Ces carences commandent à nouveau la confirmation du jugement entrepris en ce qu'il a rejeté ses demandes non chiffrées.
- Sur l'avantage sans contrepartie,
Aux termes de l'article L. 442-6 I 1° du code de commerce dans sa version applicable aux faits litigieux, engage la responsabilité de son auteur et l'oblige à réparer le préjudice causé le fait, par tout producteur, commerçant, industriel ou personne immatriculée au répertoire des métiers d'obtenir ou de tenter d'obtenir d'un partenaire commercial un avantage quelconque ne correspondant à aucun service commercial effectivement rendu ou manifestement disproportionné au regard de la valeur du service rendu. Un tel avantage peut notamment consister en la participation, non justifiée par un intérêt commun et sans contrepartie proportionnée, au financement d'une opération d'animation ou de promotion commerciale, d'une acquisition ou d'un investissement, en particulier dans le cadre de la rénovation de magasins, du rapprochement d'enseignes ou de centrales de référencement ou d'achat ou de la rémunération de services rendus par une centrale internationale regroupant des distributeurs. Un tel avantage peut également consister en une globalisation artificielle des chiffres d'affaires, en une demande d'alignement sur les conditions commerciales obtenues par d'autres clients ou en une demande supplémentaire, en cours d'exécution du contrat, visant à maintenir ou accroître abusivement ses marges ou sa rentabilité.

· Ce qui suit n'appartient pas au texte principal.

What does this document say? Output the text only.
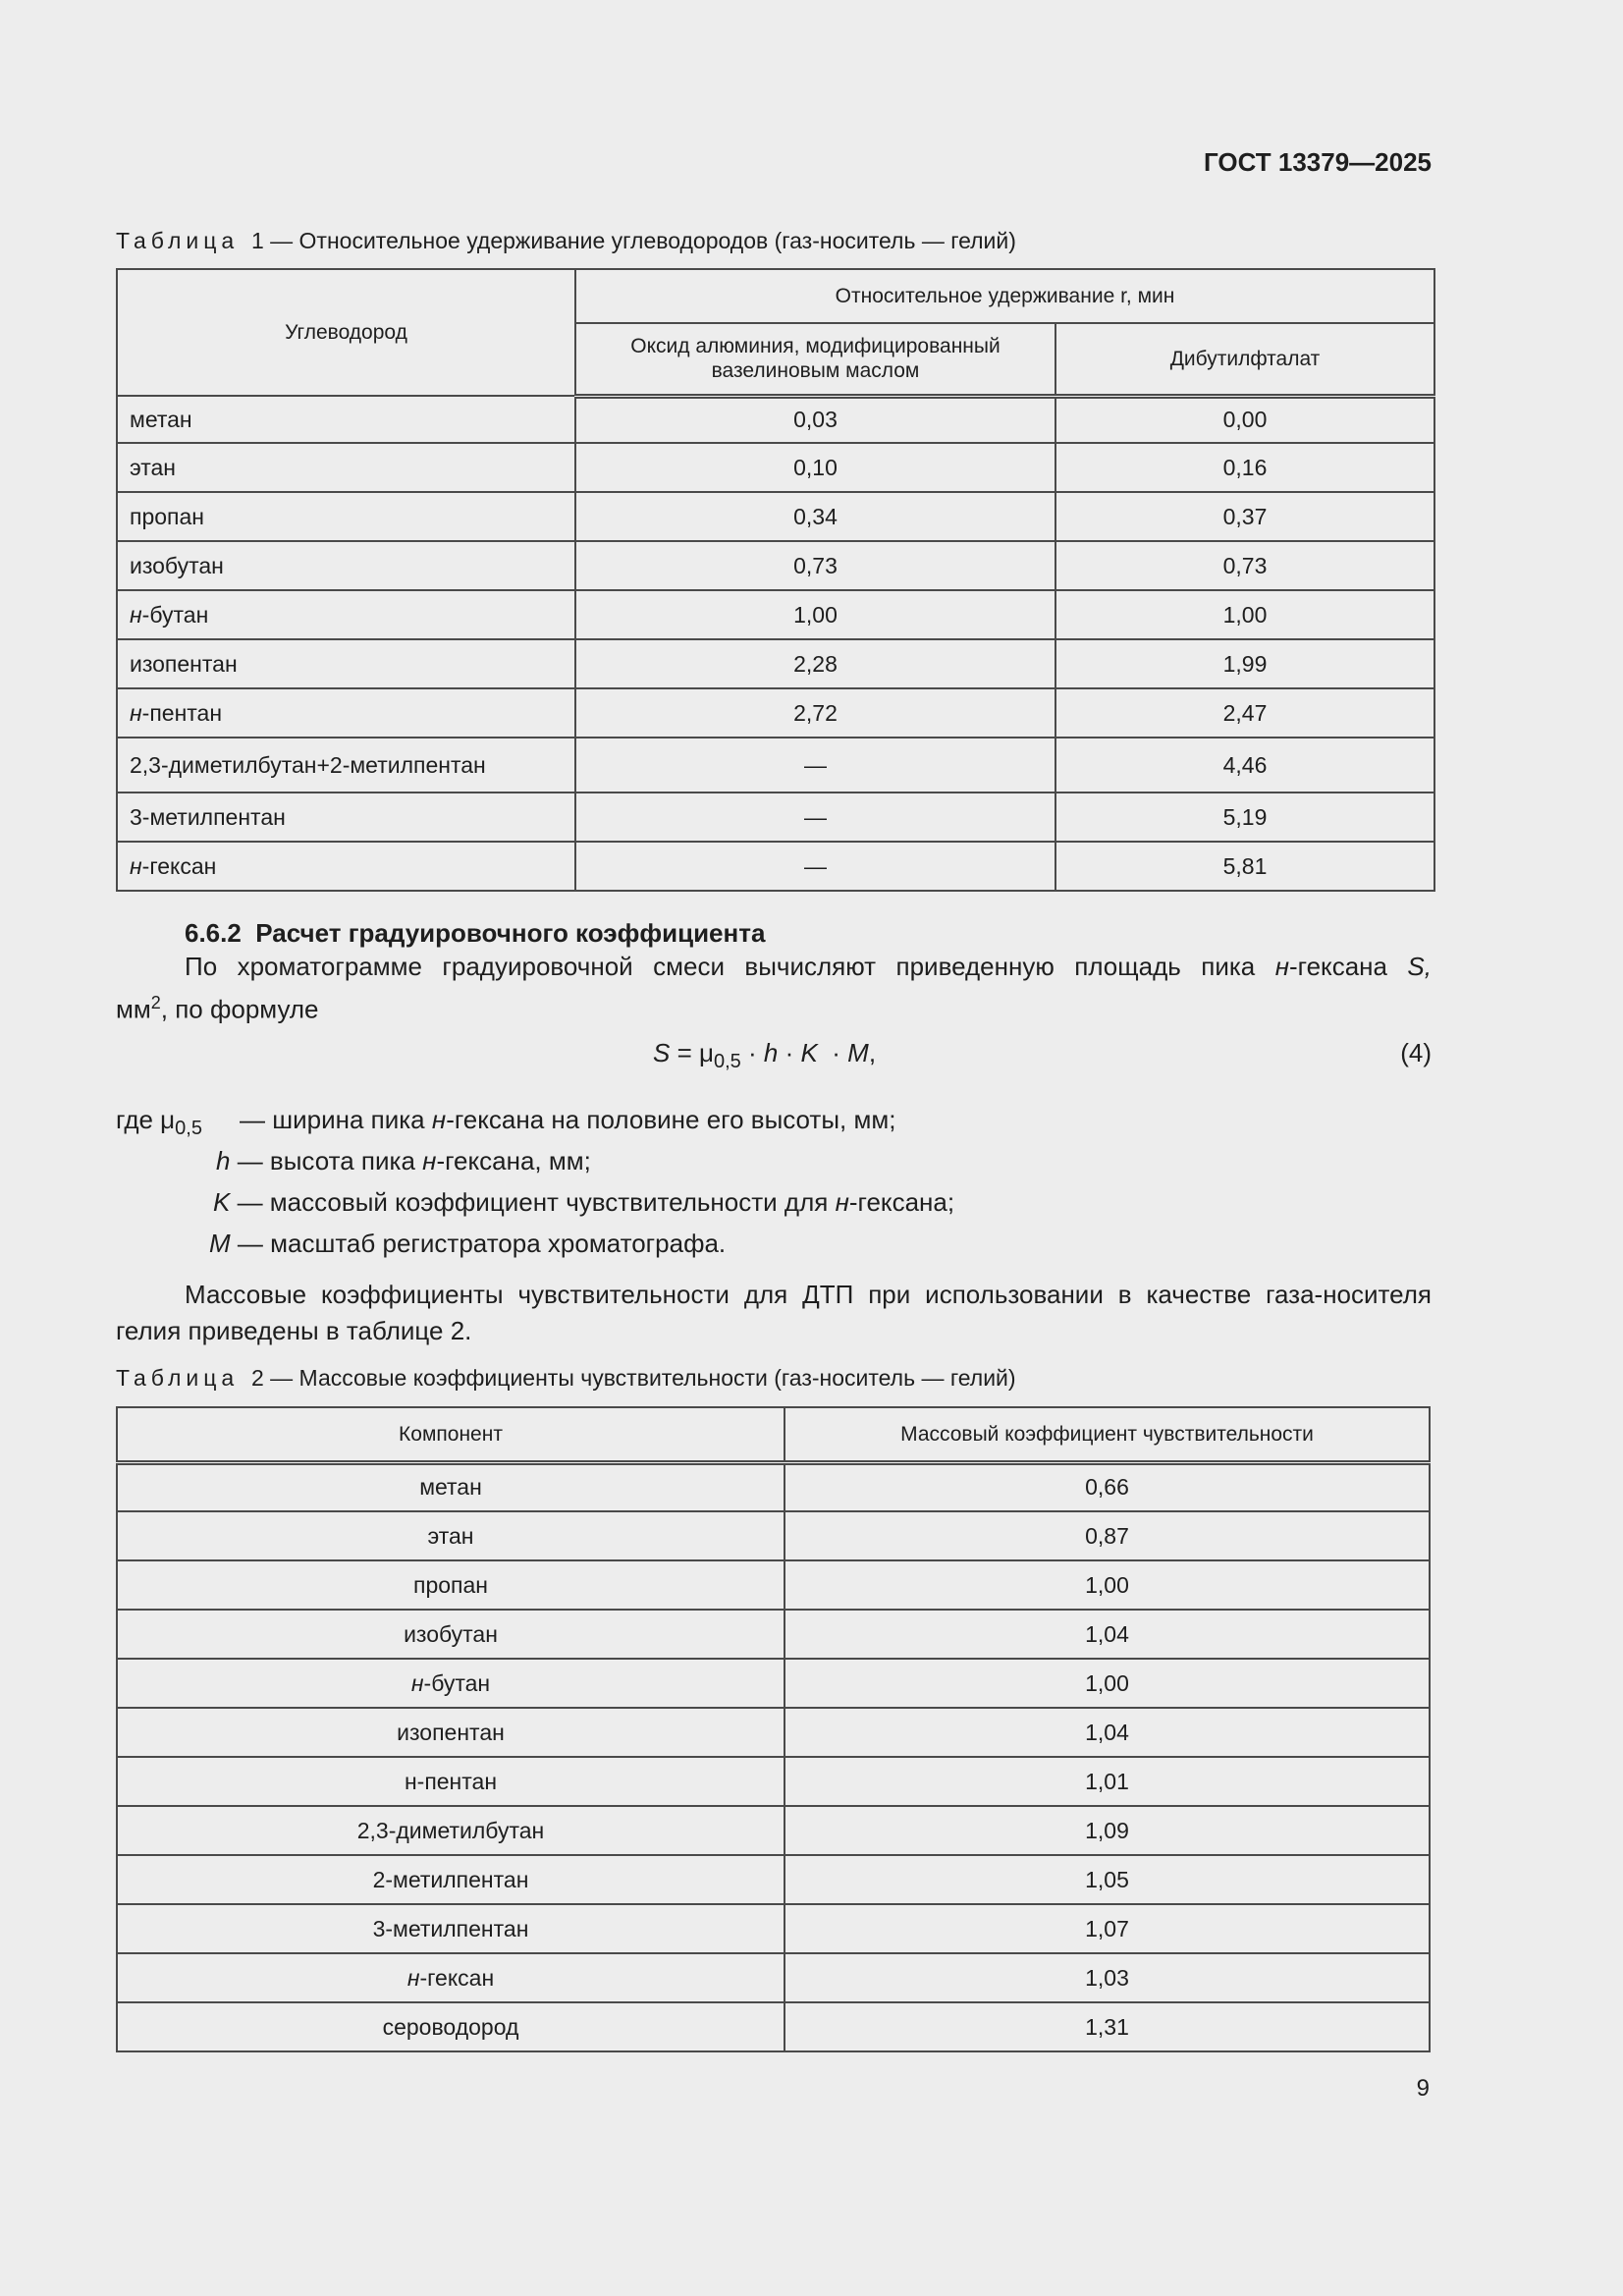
ГОСТ 13379—2025
Таблица 1 — Относительное удерживание углеводородов (газ-носитель — гелий)
Углеводород	Относительное удерживание r, мин	
	Оксид алюминия, модифицированный вазелиновым маслом	Дибутилфталат
метан	0,03	0,00
этан	0,10	0,16
пропан	0,34	0,37
изобутан	0,73	0,73
н-бутан	1,00	1,00
изопентан	2,28	1,99
н-пентан	2,72	2,47
2,3-диметилбутан+2-метилпентан	—	4,46
3-метилпентан	—	5,19
н-гексан	—	5,81
6.6.2 Расчет градуировочного коэффициента
По хроматограмме градуировочной смеси вычисляют приведенную площадь пика н-гексана S,
$мм^2$, по формуле
$S = \mu_{0,5} \cdot h \cdot K \cdot M$,	(4)
где $\mu_{0,5}$ — ширина пика н-гексана на половине его высоты, мм;
h — высота пика н-гексана, мм;
K — массовый коэффициент чувствительности для н-гексана;
M — масштаб регистратора хроматографа.
Массовые коэффициенты чувствительности для ДТП при использовании в качестве газа-носителя гелия приведены в таблице 2.
Таблица 2 — Массовые коэффициенты чувствительности (газ-носитель — гелий)
Компонент	Массовый коэффициент чувствительности
метан	0,66
этан	0,87
пропан	1,00
изобутан	1,04
н-бутан	1,00
изопентан	1,04
н-пентан	1,01
2,3-диметилбутан	1,09
2-метилпентан	1,05
3-метилпентан	1,07
н-гексан	1,03
сероводород	1,31
9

L'absence de motivation en fait et en droit relevée pour le déséquilibre significatif est également prégnante au titre de l'avantage sans contrepartie qui n'est pas identifié.

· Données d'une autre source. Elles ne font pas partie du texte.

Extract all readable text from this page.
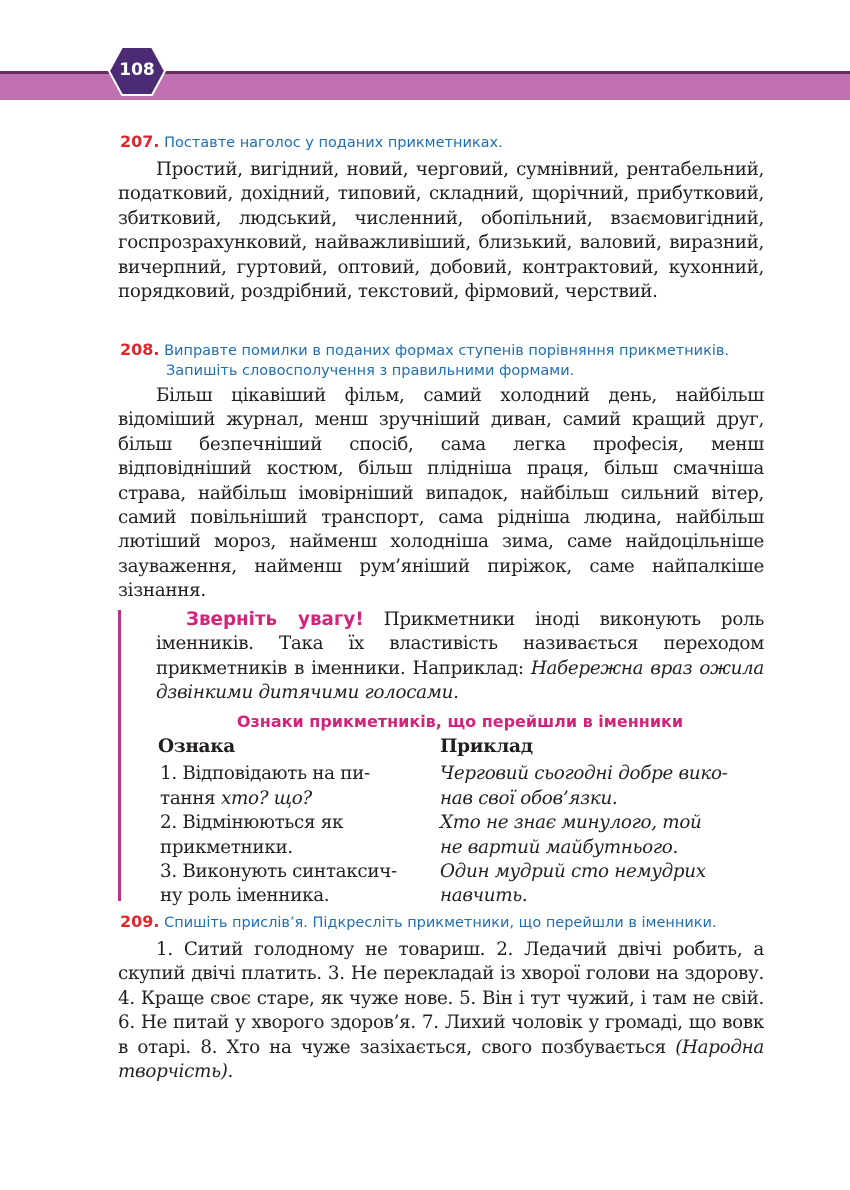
108
207. Поставте наголос у поданих прикметниках.
Простий, вигідний, новий, черговий, сумнівний, рентабельний, податковий, дохідний, типовий, складний, щорічний, прибутковий, збитковий, людський, численний, обопільний, взаємовигідний, госпрозрахунковий, найважливіший, близький, валовий, виразний, вичерпний, гуртовий, оптовий, добовий, контрактовий, кухонний, порядковий, роздрібний, текстовий, фірмовий, черствий.
208. Виправте помилки в поданих формах ступенів порівняння прикметників.
Запишіть словосполучення з правильними формами.
Більш цікавіший фільм, самий холодний день, найбільш відоміший журнал, менш зручніший диван, самий кращий друг, більш безпечніший спосіб, сама легка професія, менш відповідніший костюм, більш плідніша праця, більш смачніша страва, найбільш імовірніший випадок, найбільш сильний вітер, самий повільніший транспорт, сама рідніша людина, найбільш лютіший мороз, найменш холодніша зима, саме найдоцільніше зауваження, найменш рум’яніший пиріжок, саме найпалкіше зізнання.
Зверніть увагу! Прикметники іноді виконують роль іменників. Така їх властивість називається переходом прикметників в іменники. Наприклад: Набережна враз ожила дзвінкими дитячими голосами.
Ознаки прикметників, що перейшли в іменники
Ознака	Приклад
1. Відповідають на пи-
тання хто? що?
Черговий сьогодні добре вико-
нав свої обов’язки.
2. Відмінюються як
прикметники.
Хто не знає минулого, той
не вартий майбутнього.
3. Виконують синтаксич-
ну роль іменника.
Один мудрий сто немудрих
навчить.
209. Спишіть прислів’я. Підкресліть прикметники, що перейшли в іменники.
1. Ситий голодному не товариш. 2. Ледачий двічі робить, а скупий двічі платить. 3. Не перекладай із хворої голови на здорову. 4. Краще своє старе, як чуже нове. 5. Він і тут чужий, і там не свій. 6. Не питай у хворого здоров’я. 7. Лихий чоловік у громаді, що вовк в отарі. 8. Хто на чуже зазіхається, свого позбувається (Народна творчість).
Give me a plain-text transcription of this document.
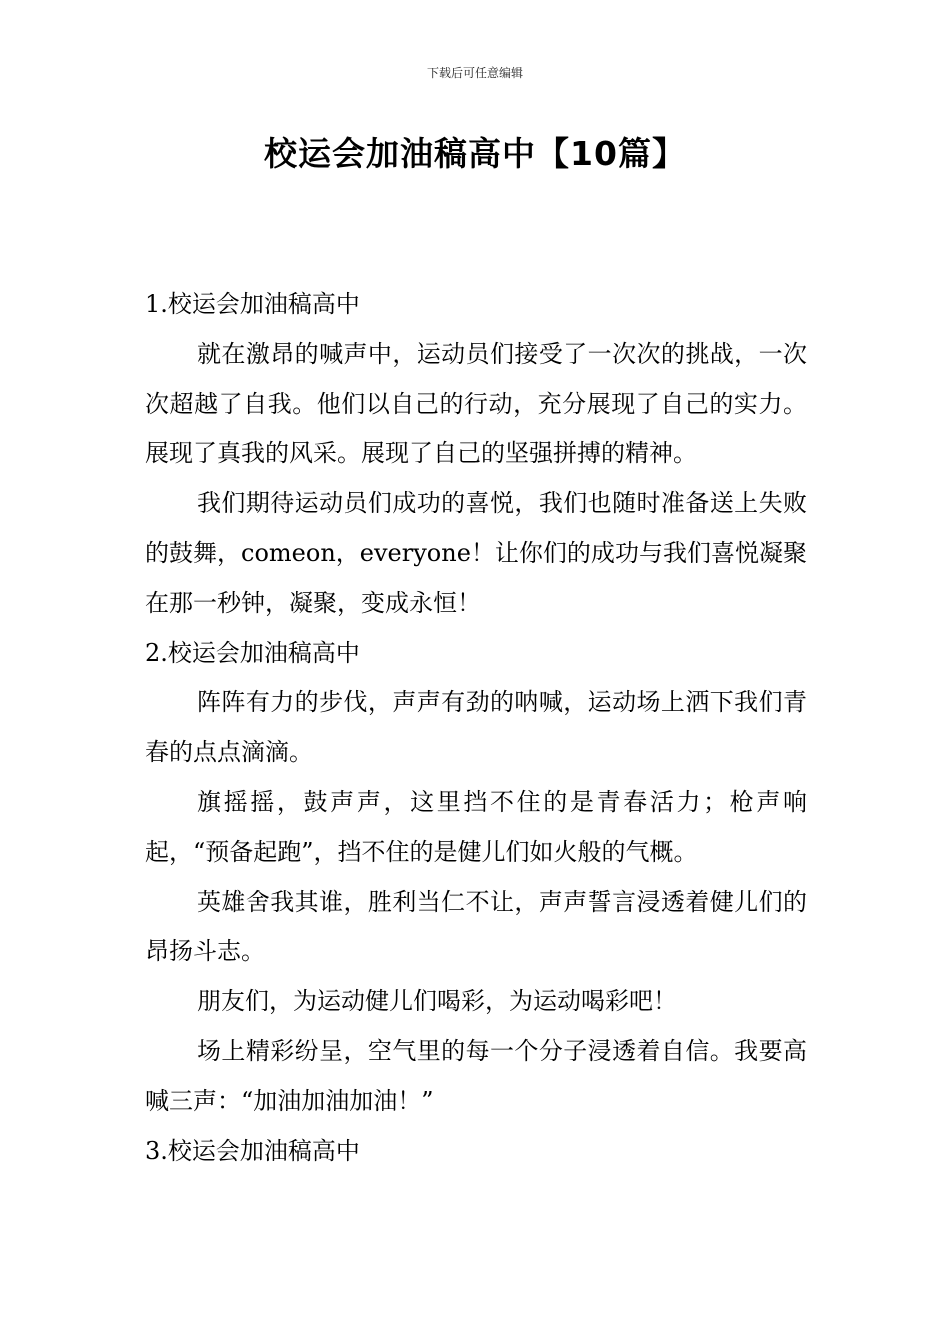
下载后可任意编辑
校运会加油稿高中【10篇】
1.校运会加油稿高中

就在激昂的喊声中，运动员们接受了一次次的挑战，一次次超越了自我。他们以自己的行动，充分展现了自己的实力。展现了真我的风采。展现了自己的坚强拼搏的精神。

我们期待运动员们成功的喜悦，我们也随时准备送上失败的鼓舞，comeon，everyone！让你们的成功与我们喜悦凝聚在那一秒钟，凝聚，变成永恒！

2.校运会加油稿高中

阵阵有力的步伐，声声有劲的呐喊，运动场上洒下我们青春的点点滴滴。

旗摇摇，鼓声声，这里挡不住的是青春活力；枪声响起，“预备起跑”，挡不住的是健儿们如火般的气概。

英雄舍我其谁，胜利当仁不让，声声誓言浸透着健儿们的昂扬斗志。

朋友们，为运动健儿们喝彩，为运动喝彩吧！

场上精彩纷呈，空气里的每一个分子浸透着自信。我要高喊三声：“加油加油加油！”

3.校运会加油稿高中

Le jugement sera pour les mêmes raisons confirmé en ce qu'il a rejeté la prétention indéterminée en sa mesure de la SAS CMI.
b) Sur le paiement des factures
Moyen des parties
Tandis que la SAS CMI ne développe pas d'autres moyens que ceux évoqués au titre de sa demande d'expertise, la SAS GEA soutient que les conditions particulières sont constituées du cahier des charges et de la commande, peu important la désignation choisie par les parties, et qu'elles stipulent un marché forfaitaire, toute modification du prix de la prestation devant faire l'objet d'un accord préalable écrit qui fait ici défaut et qui ne découle pas de la proposition de transaction qui portait sur un accord global intégrant les pénalités de retard. Elle ajoute que la facture au titre de la phase 2, qui n'a jamais été exécutée, n'est pas produite
Réponse de la cour
Conformément aux articles 1103 et 1194 du code civil (anciennement 1134), les conventions légalement formées, qui tiennent lieu de loi à ceux qui les ont faites et ne peuvent être révoquées que de leur consentement mutuel ou pour les causes que la loi autorise, doivent être exécutées de bonne foi.
Et, en vertu de l'article 1231-6 (anciennement 1153) du code civil, les dommages et intérêts dus à raison du retard dans le paiement d'une obligation de somme d'argent consistent dans l'intérêt au taux légal, à compter de la mise en demeure. Ces dommages et intérêts sont dus sans que le créancier soit tenu de justifier d'aucune perte. Le créancier auquel son débiteur en retard a causé, par sa mauvaise foi, un préjudice indépendant de ce retard, peut obtenir des dommages et intérêts distincts de l'intérêt moratoire.
Par ailleurs, en application de l'article 1353 (anciennement 1315) du code civil, celui qui réclame l'exécution d'une obligation doit la prouver. Réciproquement, celui qui se prétend libéré doit justifier le paiement ou le fait qui a produit l'extinction de son obligation, chaque partie supportant la charge de la preuve des faits qu'elle allègue au soutien de ses prétentions conformément à l'article 9 du code de procédure civile.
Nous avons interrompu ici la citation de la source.